Microsoft Releases Critical IE, Word Fixes on Year's Final Patch Tuesday

Five of the seven bulletins issued this month are rated "critical," Microsoft's most severe rating.

Microsoft issued seven security bulletins today as part of its final Patch Tuesday release for the year.

In all, the update fixes 12 vulnerabilities affecting Internet Explorer, Windows, Microsoft Word and Windows Server. According to Microsoft officials, the most pressing fixes are included in MS12-077 and MS12-079, which deal with issues in Internet Explorer and Microsoft Word, respectively. Neither vulnerability is known to be under attack, the company said.

"The Microsoft Internet Explorer code maintains three different use-after-freevulnerabilities that are being patched this month," blogged Kaspersky Lab Expert Kurt Baumgartner. "This 'use-after-free' category of bugs is continuing to prove very difficult to stamp out, even in meaty, prevalent attack vectors like Internet Explorer. It was this sort of vulnerability that was abused in the 2010 Aurora cyber-espionage attacks on Google, Adobe and the long list of other international corporate names that continue to maintain their incidents undisclosed and in the dark."

The Word vulnerability rests in the way that affected Microsoft Office software parses specially crafted Rich Text Format (RTF) data. According to Microsoft, the vulnerability can be exploited to enable remote code execution if a user opens a specially crafted RTF file using a vulnerable version of Microsoft Office.

"This one is interesting from an attacker perspective as a victim can be compromised if they preview or open an email message in Outlook while using Microsoft Word as the email viewer," said Marcus Carey, security researcher at Rapid7. "Since it involves Outlook, which is a primary business tool in many organizations, this would be number two on my to-do list."

The remaining "critical" bulletins are MS12-078, affecting Windows; MS12-080, impacting Microsoft Exchange Server; and MS12-081 in Windows. Each of the bulletins address issues that, if exploited, allow attackers to remotely execute code on the compromised machine.

A recurring vulnerability tucked into the Patch Tuesday update is the TrueType font-parsing issue addressed by MS12-078, said Marc Maiffret, CTO of BeyondTrust.

"We've continually seen TrueType and other font-parsing bugs get patched over the past year, since the arrival of state-sponsored malware targeting these types of bugs," he said. "This is the most important patch to get rolled out this month, since malicious TrueType fonts can be embedded in documents as well as other mediums. This has been shown to be an effective method of exploitation, so be sure to patch this one immediately."
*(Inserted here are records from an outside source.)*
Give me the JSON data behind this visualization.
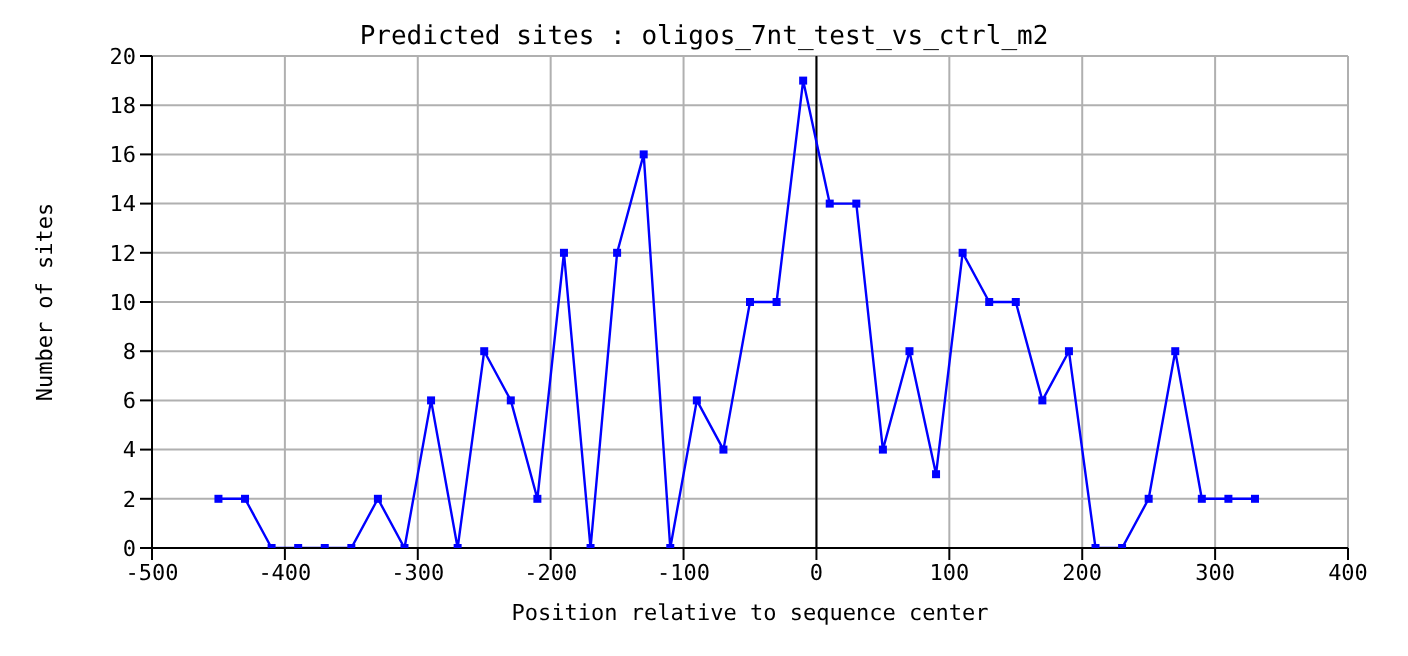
{
  "chart_data": {
    "type": "line",
    "title": "Predicted sites : oligos_7nt_test_vs_ctrl_m2",
    "xlabel": "Position relative to sequence center",
    "ylabel": "Number of sites",
    "x": [
      -450,
      -430,
      -410,
      -390,
      -370,
      -350,
      -330,
      -310,
      -290,
      -270,
      -250,
      -230,
      -210,
      -190,
      -170,
      -150,
      -130,
      -110,
      -90,
      -70,
      -50,
      -30,
      -10,
      10,
      30,
      50,
      70,
      90,
      110,
      130,
      150,
      170,
      190,
      210,
      230,
      250,
      270,
      290,
      310,
      330
    ],
    "series": [
      {
        "color": "#0000ff",
        "values": [
          2,
          2,
          0,
          0,
          0,
          0,
          2,
          0,
          6,
          0,
          8,
          6,
          2,
          12,
          0,
          12,
          16,
          0,
          6,
          4,
          10,
          10,
          19,
          14,
          14,
          4,
          8,
          3,
          12,
          10,
          10,
          6,
          8,
          0,
          0,
          2,
          8,
          2,
          2,
          2
        ]
      }
    ],
    "xlim": [
      -500,
      400
    ],
    "xticks": [
      -500,
      -400,
      -300,
      -200,
      -100,
      0,
      100,
      200,
      300,
      400
    ],
    "ylim": [
      0,
      20
    ],
    "yticks": [
      0,
      2,
      4,
      6,
      8,
      10,
      12,
      14,
      16,
      18,
      20
    ],
    "ref_lines": [
      {
        "axis": "x",
        "value": 0,
        "color": "#000000"
      }
    ],
    "grid": true,
    "legend": false,
    "marker": "square",
    "line_style": "solid"
  }
}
Rounding out the list of patches are two bulletins rated "important" that address issues in Windows. MS12-082 resolves a vulnerability in the way DirectPlay handles specially crafted content. If an attacker gets a user to view a malicious Office document with embedded content, the vulnerability could potentially be exploited to allow remote code execution. The final vulnerability, MS12-083, could be exploited to permit an attacker to bypass a security feature in Windows due to Windows' failure to properly check the validity of certificates.

Barring an emergency update, the December Patch Tuesday brings the year's final tally of security bulletins to 83. This is down from 100 in 2011 and 106 in 2010.

"Maybe even more important than the raw numbers is the more regular release rhythm that Microsoft set this year," blogged Wolfgang Kandek, CTO of Qualys. "We see this as a clear sign of a more mature process."